How Separation worked for 200 years

For 200 years prior to the advent of government-run schooling in the 1840s, American parents paid for their children's schooling. Children of the indigent usually attended "charity schools." Funding for many schools was in the form of what today we might call "sliding-scale tuition," as rates were adjusted to fit the financial means of each family to ensure that poor children were not turned away.

Education was so widespread in the non-slave states that literacy was higher before the advent of the tax-run "public schools" than it is today. In the 1830s, Alexis de Tocqueville commented that there was nothing like the American education system in the rest of the world. While the average number of days in school was lower than today, literacy measurements were remarkably high. In 1860, for instance, 94 percent of the population in the free states, and 84 percent of the free population in the slave states were considered literate. (James M. McPherson, Ordeal by Fire: The Civil War and Reconstruction, New York: Alfred A. Knopf, 1982, p. 24)
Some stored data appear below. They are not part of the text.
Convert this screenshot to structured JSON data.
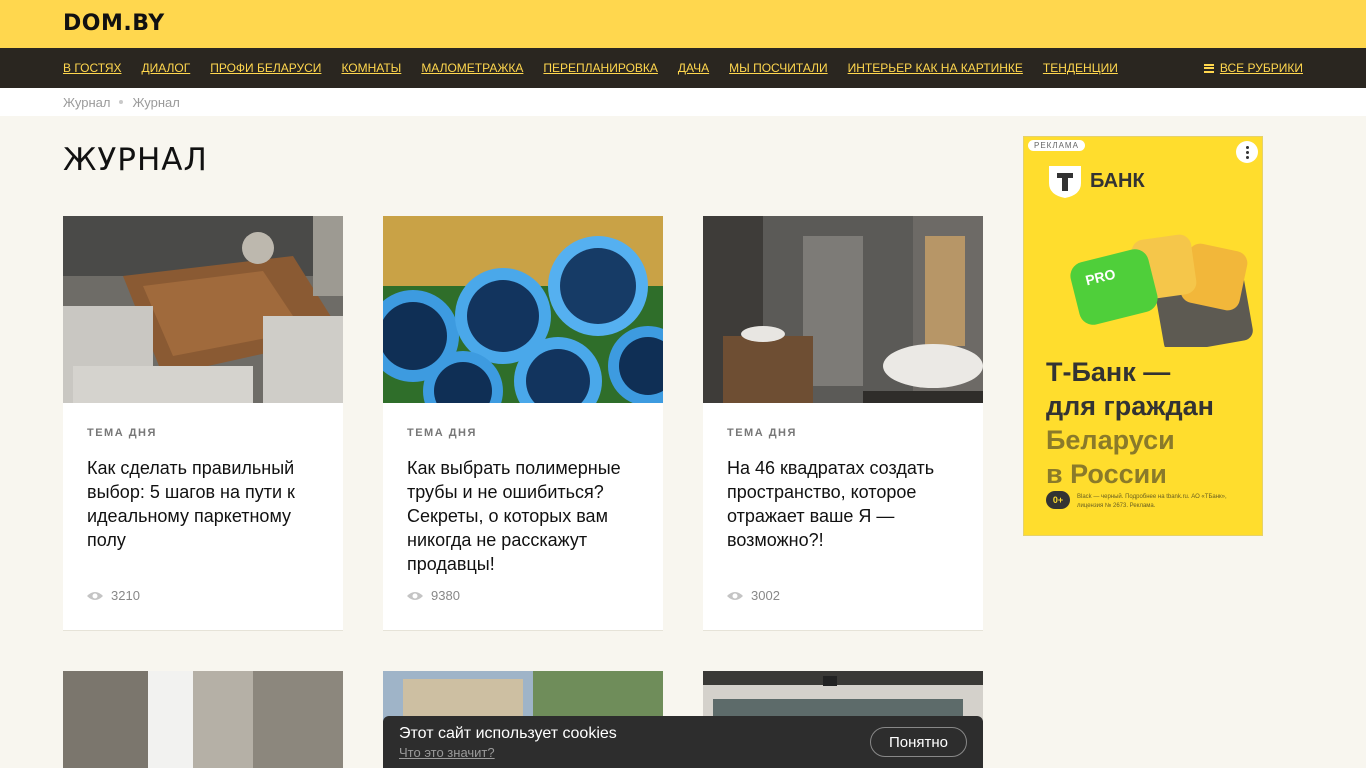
{
  "site": {
    "logo": "DOM.BY"
  },
  "nav": {
    "items": [
      {
        "label": "В ГОСТЯХ"
      },
      {
        "label": "ДИАЛОГ"
      },
      {
        "label": "ПРОФИ БЕЛАРУСИ"
      },
      {
        "label": "КОМНАТЫ"
      },
      {
        "label": "МАЛОМЕТРАЖКА"
      },
      {
        "label": "ПЕРЕПЛАНИРОВКА"
      },
      {
        "label": "ДАЧА"
      },
      {
        "label": "МЫ ПОСЧИТАЛИ"
      },
      {
        "label": "ИНТЕРЬЕР КАК НА КАРТИНКЕ"
      },
      {
        "label": "ТЕНДЕНЦИИ"
      }
    ],
    "all_rubrics": "ВСЕ РУБРИКИ",
    "accent_color": "#ffd74e"
  },
  "breadcrumbs": [
    "Журнал",
    "Журнал"
  ],
  "page": {
    "title": "ЖУРНАЛ"
  },
  "cards": [
    {
      "tag": "ТЕМА ДНЯ",
      "title": "Как сделать правильный выбор: 5 шагов на пути к идеальному паркетному полу",
      "views": "3210"
    },
    {
      "tag": "ТЕМА ДНЯ",
      "title": "Как выбрать полимерные трубы и не ошибиться? Секреты, о которых вам никогда не расскажут продавцы!",
      "views": "9380"
    },
    {
      "tag": "ТЕМА ДНЯ",
      "title": "На 46 квадратах создать пространство, которое отражает ваше Я — возможно?!",
      "views": "3002"
    }
  ],
  "ad": {
    "badge": "РЕКЛАМА",
    "brand": "БАНК",
    "headline_lines": [
      "Т-Банк —",
      "для граждан",
      "Беларуси",
      "в России"
    ],
    "age": "0+",
    "fine_print": "Black — черный. Подробнее на tbank.ru. АО «ТБанк», лицензия № 2673. Реклама."
  },
  "cookie": {
    "text": "Этот сайт использует cookies",
    "link": "Что это значит?",
    "button": "Понятно"
  }
}
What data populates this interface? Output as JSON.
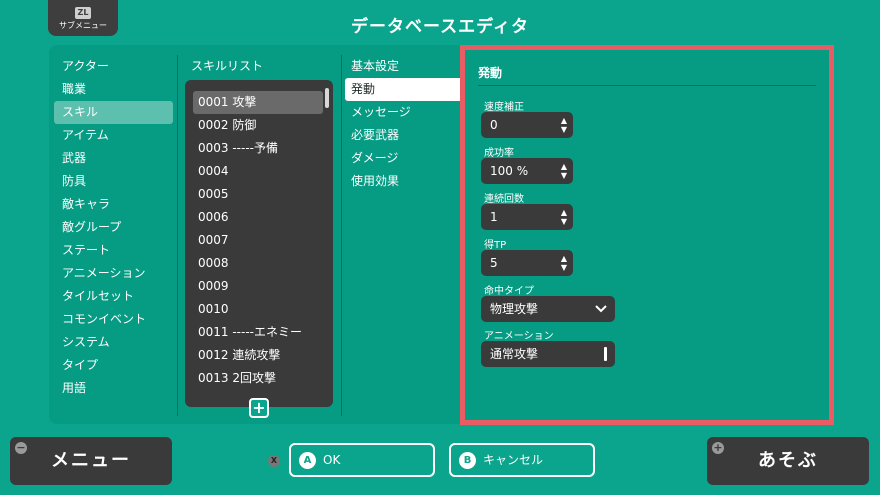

Prior to the advent of compulsory attendance, American parents had to convince their children of the importance of education. Parents decided how many days and how many years a child would attend. The compulsory attendance legislation that was completed in the 1910s took parents off the hook. Rather than discuss and convince, today's parents can tell their children, "It's the law."

Raising children is a struggle. Society's attempt to use government to reduce this struggle has lifted responsibility from parents. The absence of responsibility is irresponsibility. Who is to blame? It takes two to tango. Educators told parents that experts could improve society if children were forced into their schools. Parents accepted the offers of partial relief from the burdens of child raising. Ben Franklin said that exchanging freedom for security is a bad bargain ? you end up with neither. Parents made a bad bargain with educators.

But blaming parents isn't the important thing. The important thing is for parents to reassert stewardship over their children's education.